La promesse de ramener la cotisation à 42 annuités
Le Rassemblement National a officiellement clarifié ses ambitions sociales lors de l'intervention de Franck Allisio sur l'antenne de Franceinfo. Le député des Bouches-du-Rhône a fermement défendu une durée de cotisation réduite. Cette annonce marque une volonté stricte de la part du mouvement de s'opposer au gouvernement. "Si on suit la même logique avec les 43 ou 44 annuités que soutiennent nos adversaires, c’est la retraite à 70 ans. Donc ce que nous disons c’est 42 annuités, plutôt que 43 ou 44", a déclaré Franck Allisio à nos confrères, cité par Capital.

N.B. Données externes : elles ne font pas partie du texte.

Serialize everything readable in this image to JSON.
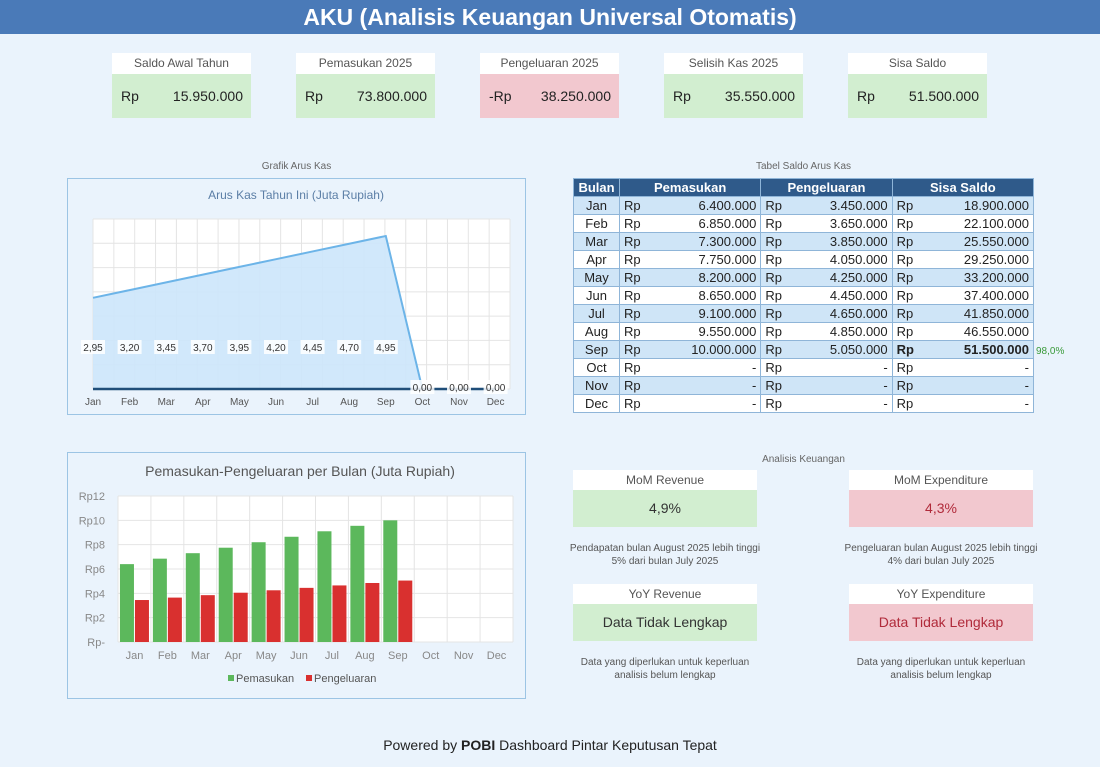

Cette prise de position stratégique fait de la réduction du temps de cotisation le pivot de la future campagne présidentielle de Marine Le Pen (ou de Jordan Bardella si elle ne peut finalement se présenter). En fixant ce nouveau cap, la formation espère dicter l'agenda politique et s'imposer face au calendrier progressif imposé par l'exécutif actuel.
Un modèle centré sur une entrée précoce dans la vie active
Le mécanisme imaginé par le parti repose avant tout sur des carrières commencées relativement tôt. Selon les informations de Capital, ce modèle favorise une "entrée plus précoce dans la vie active (vers 23-24 ans)", ce qui permettrait aux actifs d'accumuler une carrière complète bien plus rapidement. Le plafonnement strict à 42 annuités doit ainsi servir à "garantir un départ à la retraite avant 65 ans", précise le média économique. "

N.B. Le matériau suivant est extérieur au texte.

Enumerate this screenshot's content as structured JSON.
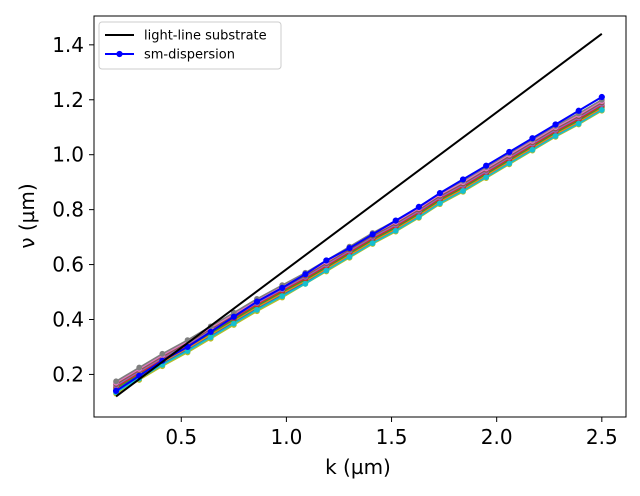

La faisabilité de cette promesse soulève tout de même des interrogations. Les observateurs pointent une véritable zone d'ombre concernant les "modalités exactes de financement face à la dette publique", rapporte Capital. Le manque à gagner engendré par une telle réduction soulève la question des sources de financement mobilisables par le RN. Un enjeu majeur pour la crédibilité budgétaire du projet, alors que la dette publique française culmine à environ 110% du PIB sur la période 2024-2025. Mais Franck Allisio se veut rassurant : "On essaie de faire en sorte d’aller chercher l’argent ailleurs que sur une énième réforme des retraites."
Les conséquences pratiques sur votre future retraite
Pour les travailleurs, cette éventuelle mesure modifierait profondément le calcul des pensions. À titre d'exemple, un actif ayant intégré le marché de l'emploi à 22 ans pourrait, avec le passage de 43 à 42 annuités, obtenir sa retraite à taux plein dès l'âge de 64 ans, sans subir la moindre décote. Franck Allisio : "On essaie de faire en sorte aussi que plutôt de travailler plus longtemps, on commence à travailler plus tôt."

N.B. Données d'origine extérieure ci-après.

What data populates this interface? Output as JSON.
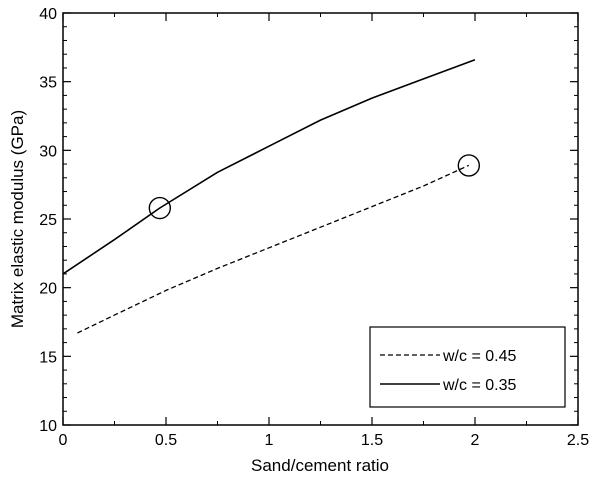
{
  "chart_data": {
    "type": "line",
    "title": "",
    "xlabel": "Sand/cement ratio",
    "ylabel": "Matrix elastic modulus (GPa)",
    "xlim": [
      0,
      2.5
    ],
    "ylim": [
      10,
      40
    ],
    "x_ticks": [
      0,
      0.5,
      1,
      1.5,
      2,
      2.5
    ],
    "x_tick_labels": [
      "0",
      "0.5",
      "1",
      "1.5",
      "2",
      "2.5"
    ],
    "y_ticks": [
      10,
      15,
      20,
      25,
      30,
      35,
      40
    ],
    "y_tick_labels": [
      "10",
      "15",
      "20",
      "25",
      "30",
      "35",
      "40"
    ],
    "grid": false,
    "legend_position": "bottom-right",
    "series": [
      {
        "name": "w/c = 0.45",
        "style": "dashed",
        "x": [
          0.07,
          0.25,
          0.5,
          0.75,
          1.0,
          1.25,
          1.5,
          1.75,
          1.97
        ],
        "y": [
          16.7,
          18.0,
          19.8,
          21.4,
          22.9,
          24.4,
          25.9,
          27.4,
          28.9
        ]
      },
      {
        "name": "w/c = 0.35",
        "style": "solid",
        "x": [
          0,
          0.25,
          0.47,
          0.75,
          1.0,
          1.25,
          1.5,
          1.75,
          2.0
        ],
        "y": [
          21.0,
          23.5,
          25.8,
          28.4,
          30.3,
          32.2,
          33.8,
          35.2,
          36.6
        ]
      }
    ],
    "annotations": [
      {
        "type": "circle",
        "x": 0.47,
        "y": 25.8
      },
      {
        "type": "circle",
        "x": 1.97,
        "y": 28.9
      }
    ]
  }
}
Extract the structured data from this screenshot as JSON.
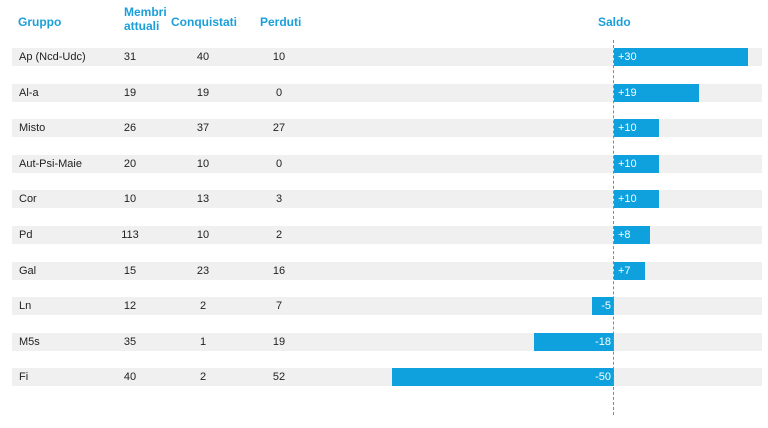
{
  "headers": {
    "gruppo": "Gruppo",
    "membri_line1": "Membri",
    "membri_line2": "attuali",
    "conquistati": "Conquistati",
    "perduti": "Perduti",
    "saldo": "Saldo"
  },
  "colors": {
    "accent": "#1a9fd9",
    "bar": "#0ea1de",
    "row_bg": "#f0f0f0"
  },
  "chart_data": {
    "type": "table",
    "columns": [
      "Gruppo",
      "Membri attuali",
      "Conquistati",
      "Perduti",
      "Saldo"
    ],
    "rows": [
      {
        "gruppo": "Ap (Ncd-Udc)",
        "membri": "31",
        "conquistati": "40",
        "perduti": "10",
        "saldo": 30,
        "saldo_label": "+30"
      },
      {
        "gruppo": "Al-a",
        "membri": "19",
        "conquistati": "19",
        "perduti": "0",
        "saldo": 19,
        "saldo_label": "+19"
      },
      {
        "gruppo": "Misto",
        "membri": "26",
        "conquistati": "37",
        "perduti": "27",
        "saldo": 10,
        "saldo_label": "+10"
      },
      {
        "gruppo": "Aut-Psi-Maie",
        "membri": "20",
        "conquistati": "10",
        "perduti": "0",
        "saldo": 10,
        "saldo_label": "+10"
      },
      {
        "gruppo": "Cor",
        "membri": "10",
        "conquistati": "13",
        "perduti": "3",
        "saldo": 10,
        "saldo_label": "+10"
      },
      {
        "gruppo": "Pd",
        "membri": "113",
        "conquistati": "10",
        "perduti": "2",
        "saldo": 8,
        "saldo_label": "+8"
      },
      {
        "gruppo": "Gal",
        "membri": "15",
        "conquistati": "23",
        "perduti": "16",
        "saldo": 7,
        "saldo_label": "+7"
      },
      {
        "gruppo": "Ln",
        "membri": "12",
        "conquistati": "2",
        "perduti": "7",
        "saldo": -5,
        "saldo_label": "-5"
      },
      {
        "gruppo": "M5s",
        "membri": "35",
        "conquistati": "1",
        "perduti": "19",
        "saldo": -18,
        "saldo_label": "-18"
      },
      {
        "gruppo": "Fi",
        "membri": "40",
        "conquistati": "2",
        "perduti": "52",
        "saldo": -50,
        "saldo_label": "-50"
      }
    ],
    "saldo_range": [
      -50,
      30
    ]
  }
}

Et de poursuivre : "Les deux, trois années de cotisation, je préfère qu’on les prenne entre 23-24 ans, l’âge auquel on rentre sur le marché du travail en Allemagne, et en France, c’est 26-27 ans, plutôt que de les prendre à 67, 68 ou 69 ans, a-t-il précisé sur FranceInfo. "Je pense qu’il vaut mieux plus cotiser au début qu’à la fin parce qu’on est plus en forme, on a plus envie, parce que c’est la logique de la vie."